GPU Gems 3 is now available for free online!
The CD content, including demos and content, is available on the web and for download.
You can also subscribe to our Developer News Feed to get notifications of new material on the site.
Elizabeth Seamans
Juniper Networks
Thomas Alexander
Polytime
The Internet, with its constantly improving data communications infrastructure, moves vast amounts of data every second. To process data at a low latency and high throughput, networking equipment vendors use dedicated hardware. At the 4 Gb/s to 40 Gb/s level, processing is done using expensive, purpose-built application-specific integrated circuits. From the 100 Mb/s to 4 Gb/s level, processing is usually performed using a combination of general-purpose CPUs, network processors, and field-programmable gate arrays (FPGAs). Processing throughput below 100 Mb/s is performed using either an x86 CPU or an embedded processor.
Specialized network processors and FPGAs are flexible, and new algorithms and services can be deployed on edge routers or security appliances built using either technology. However, the low unit volumes force manufacturers to price these devices at many times the cost of producing them, to recoup the R&D dollars.
In this chapter we explore the potential of using the parallelism of commodity-priced graphics processors as network coprocessors. Although GPUs are designed principally for real-time 3D graphics, network processing and graphics processing have a lot in common.
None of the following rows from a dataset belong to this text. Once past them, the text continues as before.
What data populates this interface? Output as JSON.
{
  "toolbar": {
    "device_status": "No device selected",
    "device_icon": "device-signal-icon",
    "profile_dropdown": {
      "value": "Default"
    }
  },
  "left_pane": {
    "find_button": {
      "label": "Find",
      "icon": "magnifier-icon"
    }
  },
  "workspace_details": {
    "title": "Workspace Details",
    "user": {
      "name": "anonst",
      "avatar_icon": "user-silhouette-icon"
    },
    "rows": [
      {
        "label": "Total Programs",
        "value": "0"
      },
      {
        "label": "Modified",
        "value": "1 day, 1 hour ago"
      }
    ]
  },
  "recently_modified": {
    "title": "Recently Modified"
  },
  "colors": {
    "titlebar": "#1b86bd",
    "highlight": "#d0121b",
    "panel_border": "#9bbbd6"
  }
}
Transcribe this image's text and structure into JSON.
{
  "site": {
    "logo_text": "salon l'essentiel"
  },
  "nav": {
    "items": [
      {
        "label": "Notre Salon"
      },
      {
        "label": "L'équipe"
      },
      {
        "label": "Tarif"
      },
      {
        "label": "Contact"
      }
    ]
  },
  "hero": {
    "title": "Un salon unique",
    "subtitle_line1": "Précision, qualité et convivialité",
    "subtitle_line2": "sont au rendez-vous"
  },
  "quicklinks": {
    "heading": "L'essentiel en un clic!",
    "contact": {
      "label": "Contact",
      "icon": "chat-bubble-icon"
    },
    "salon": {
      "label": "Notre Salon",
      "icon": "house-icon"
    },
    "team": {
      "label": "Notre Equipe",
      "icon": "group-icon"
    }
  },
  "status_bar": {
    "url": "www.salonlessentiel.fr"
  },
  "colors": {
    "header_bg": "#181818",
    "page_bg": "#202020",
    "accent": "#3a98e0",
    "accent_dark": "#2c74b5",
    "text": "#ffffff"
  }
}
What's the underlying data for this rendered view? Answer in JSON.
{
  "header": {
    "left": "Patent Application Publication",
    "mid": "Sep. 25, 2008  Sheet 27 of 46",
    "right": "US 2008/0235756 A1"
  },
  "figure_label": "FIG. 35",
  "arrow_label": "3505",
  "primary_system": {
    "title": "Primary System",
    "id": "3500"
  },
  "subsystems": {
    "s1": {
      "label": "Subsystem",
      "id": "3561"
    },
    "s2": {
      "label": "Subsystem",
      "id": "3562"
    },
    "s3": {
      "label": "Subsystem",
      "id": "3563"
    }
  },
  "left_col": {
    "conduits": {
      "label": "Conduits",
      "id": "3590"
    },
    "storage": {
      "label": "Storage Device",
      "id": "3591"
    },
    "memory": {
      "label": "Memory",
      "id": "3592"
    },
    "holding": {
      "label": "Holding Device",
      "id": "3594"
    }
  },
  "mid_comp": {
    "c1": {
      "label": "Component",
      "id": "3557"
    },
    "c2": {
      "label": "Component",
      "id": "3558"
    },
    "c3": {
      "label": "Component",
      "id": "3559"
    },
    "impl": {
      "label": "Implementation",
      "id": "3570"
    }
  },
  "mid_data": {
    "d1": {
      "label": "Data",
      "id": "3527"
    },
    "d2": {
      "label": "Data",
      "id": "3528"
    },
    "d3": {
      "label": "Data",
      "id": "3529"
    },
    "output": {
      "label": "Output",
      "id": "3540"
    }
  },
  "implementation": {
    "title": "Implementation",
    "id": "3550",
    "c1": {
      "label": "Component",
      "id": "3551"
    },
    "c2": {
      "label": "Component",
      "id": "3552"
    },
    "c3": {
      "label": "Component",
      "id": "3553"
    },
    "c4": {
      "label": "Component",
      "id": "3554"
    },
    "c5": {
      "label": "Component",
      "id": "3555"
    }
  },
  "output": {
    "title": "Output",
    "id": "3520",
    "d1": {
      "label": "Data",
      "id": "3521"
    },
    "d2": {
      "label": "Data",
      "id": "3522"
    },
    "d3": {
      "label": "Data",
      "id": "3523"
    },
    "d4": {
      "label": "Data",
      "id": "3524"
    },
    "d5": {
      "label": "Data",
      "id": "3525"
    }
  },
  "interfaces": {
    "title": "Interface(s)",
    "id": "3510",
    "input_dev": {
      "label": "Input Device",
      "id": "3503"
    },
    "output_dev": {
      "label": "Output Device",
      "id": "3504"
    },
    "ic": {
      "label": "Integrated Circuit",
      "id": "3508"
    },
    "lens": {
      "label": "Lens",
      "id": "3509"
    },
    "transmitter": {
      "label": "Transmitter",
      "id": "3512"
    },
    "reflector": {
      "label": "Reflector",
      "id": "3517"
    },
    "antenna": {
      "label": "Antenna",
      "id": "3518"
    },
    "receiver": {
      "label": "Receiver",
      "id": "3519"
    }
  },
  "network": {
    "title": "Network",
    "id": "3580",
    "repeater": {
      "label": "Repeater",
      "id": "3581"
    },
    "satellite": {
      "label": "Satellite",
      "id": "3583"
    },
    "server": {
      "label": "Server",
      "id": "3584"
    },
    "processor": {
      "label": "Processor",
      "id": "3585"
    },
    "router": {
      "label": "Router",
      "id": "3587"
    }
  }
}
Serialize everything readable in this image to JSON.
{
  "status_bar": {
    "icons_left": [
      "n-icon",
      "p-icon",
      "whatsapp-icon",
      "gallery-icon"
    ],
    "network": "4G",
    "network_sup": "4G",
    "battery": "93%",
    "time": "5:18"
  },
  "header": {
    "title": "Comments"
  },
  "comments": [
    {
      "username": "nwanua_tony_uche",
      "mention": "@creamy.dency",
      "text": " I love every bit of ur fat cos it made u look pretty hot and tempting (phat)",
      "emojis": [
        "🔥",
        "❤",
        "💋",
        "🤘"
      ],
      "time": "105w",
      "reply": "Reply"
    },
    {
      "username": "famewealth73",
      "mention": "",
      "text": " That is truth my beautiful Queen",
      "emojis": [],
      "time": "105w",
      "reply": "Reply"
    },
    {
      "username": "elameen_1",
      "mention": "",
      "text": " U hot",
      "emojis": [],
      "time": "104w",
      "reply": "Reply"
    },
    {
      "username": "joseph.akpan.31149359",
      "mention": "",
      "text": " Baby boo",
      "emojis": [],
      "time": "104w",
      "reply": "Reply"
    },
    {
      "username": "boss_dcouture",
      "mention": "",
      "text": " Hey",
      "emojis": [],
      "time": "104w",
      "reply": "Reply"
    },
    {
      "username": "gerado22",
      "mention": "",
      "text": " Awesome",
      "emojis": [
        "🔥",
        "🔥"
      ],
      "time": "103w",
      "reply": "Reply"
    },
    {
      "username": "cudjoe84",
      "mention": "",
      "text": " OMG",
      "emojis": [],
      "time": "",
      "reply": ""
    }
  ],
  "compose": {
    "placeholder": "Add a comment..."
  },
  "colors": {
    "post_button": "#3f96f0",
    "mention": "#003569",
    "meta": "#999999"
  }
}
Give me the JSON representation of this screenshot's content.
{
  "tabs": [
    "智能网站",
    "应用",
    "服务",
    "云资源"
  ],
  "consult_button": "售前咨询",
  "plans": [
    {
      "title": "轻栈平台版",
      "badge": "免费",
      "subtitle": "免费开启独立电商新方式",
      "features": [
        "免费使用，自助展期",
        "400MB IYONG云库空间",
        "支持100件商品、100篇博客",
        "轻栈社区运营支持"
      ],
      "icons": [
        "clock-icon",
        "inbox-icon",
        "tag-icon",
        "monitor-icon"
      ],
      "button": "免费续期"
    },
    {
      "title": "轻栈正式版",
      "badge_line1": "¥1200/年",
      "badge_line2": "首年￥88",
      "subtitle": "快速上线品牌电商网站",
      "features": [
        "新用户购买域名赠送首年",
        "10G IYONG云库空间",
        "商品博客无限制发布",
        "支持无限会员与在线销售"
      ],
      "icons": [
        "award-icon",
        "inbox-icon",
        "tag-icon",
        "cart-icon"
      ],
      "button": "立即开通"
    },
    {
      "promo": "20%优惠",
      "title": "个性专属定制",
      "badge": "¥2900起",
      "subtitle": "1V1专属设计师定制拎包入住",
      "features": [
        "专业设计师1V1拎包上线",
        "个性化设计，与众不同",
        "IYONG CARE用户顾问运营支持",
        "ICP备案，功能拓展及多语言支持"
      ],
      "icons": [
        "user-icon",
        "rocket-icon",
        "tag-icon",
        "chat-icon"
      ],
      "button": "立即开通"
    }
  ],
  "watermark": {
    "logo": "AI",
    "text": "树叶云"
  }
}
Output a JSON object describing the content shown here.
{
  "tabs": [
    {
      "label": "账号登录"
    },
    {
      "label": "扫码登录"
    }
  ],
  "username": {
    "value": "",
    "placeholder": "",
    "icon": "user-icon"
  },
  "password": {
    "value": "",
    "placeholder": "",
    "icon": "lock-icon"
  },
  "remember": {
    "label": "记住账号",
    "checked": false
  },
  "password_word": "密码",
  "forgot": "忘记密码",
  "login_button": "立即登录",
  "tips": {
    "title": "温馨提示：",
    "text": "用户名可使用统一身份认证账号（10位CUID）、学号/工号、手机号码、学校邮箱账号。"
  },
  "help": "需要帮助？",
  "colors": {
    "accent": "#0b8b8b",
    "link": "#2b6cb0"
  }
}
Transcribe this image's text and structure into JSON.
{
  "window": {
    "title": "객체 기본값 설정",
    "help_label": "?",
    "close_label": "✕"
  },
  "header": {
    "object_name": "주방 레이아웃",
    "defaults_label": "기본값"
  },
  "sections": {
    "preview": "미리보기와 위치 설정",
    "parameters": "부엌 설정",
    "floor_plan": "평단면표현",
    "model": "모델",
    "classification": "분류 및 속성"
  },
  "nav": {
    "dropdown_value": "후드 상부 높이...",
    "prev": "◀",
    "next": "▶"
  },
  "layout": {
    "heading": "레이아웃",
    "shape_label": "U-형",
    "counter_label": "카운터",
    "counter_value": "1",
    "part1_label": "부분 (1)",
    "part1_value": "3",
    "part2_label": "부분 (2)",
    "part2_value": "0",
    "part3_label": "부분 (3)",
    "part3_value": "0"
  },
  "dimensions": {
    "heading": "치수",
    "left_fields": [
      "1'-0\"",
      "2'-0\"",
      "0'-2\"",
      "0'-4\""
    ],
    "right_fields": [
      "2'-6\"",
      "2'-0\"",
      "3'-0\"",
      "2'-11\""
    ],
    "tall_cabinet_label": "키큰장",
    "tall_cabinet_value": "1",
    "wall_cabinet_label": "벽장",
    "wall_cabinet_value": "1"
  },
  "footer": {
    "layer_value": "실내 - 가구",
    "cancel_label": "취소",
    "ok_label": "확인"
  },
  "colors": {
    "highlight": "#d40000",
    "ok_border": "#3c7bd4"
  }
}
Network processing and graphics processing share these important characteristics:
To illustrate this comparison, Figures 35-1 and 35-2 show the main attributes of a high-end network processor from Intel (IXP2800) and a high-end GPU from NVIDIA.
Figure 35-1 An Intel IXP2800 Network Processor
Figure 35-2 A High-End NVIDIA GPU
The motivation for this work is to see if the GPU has sufficient functionality to act as a network processor and, if it does, to leverage its commodity pricing to build routing and security appliances with a disruptive price/performance profile. Network security is probably the most demanding of data packet processing operations. Every byte, and potentially a combination of neighboring bytes, has to be processed multiple times. The processing involves bit manipulations and many lookups into several multi-megabyte databases. For example, virus detection requires pattern matching at multi-gigabit rates to achieve acceptable throughput.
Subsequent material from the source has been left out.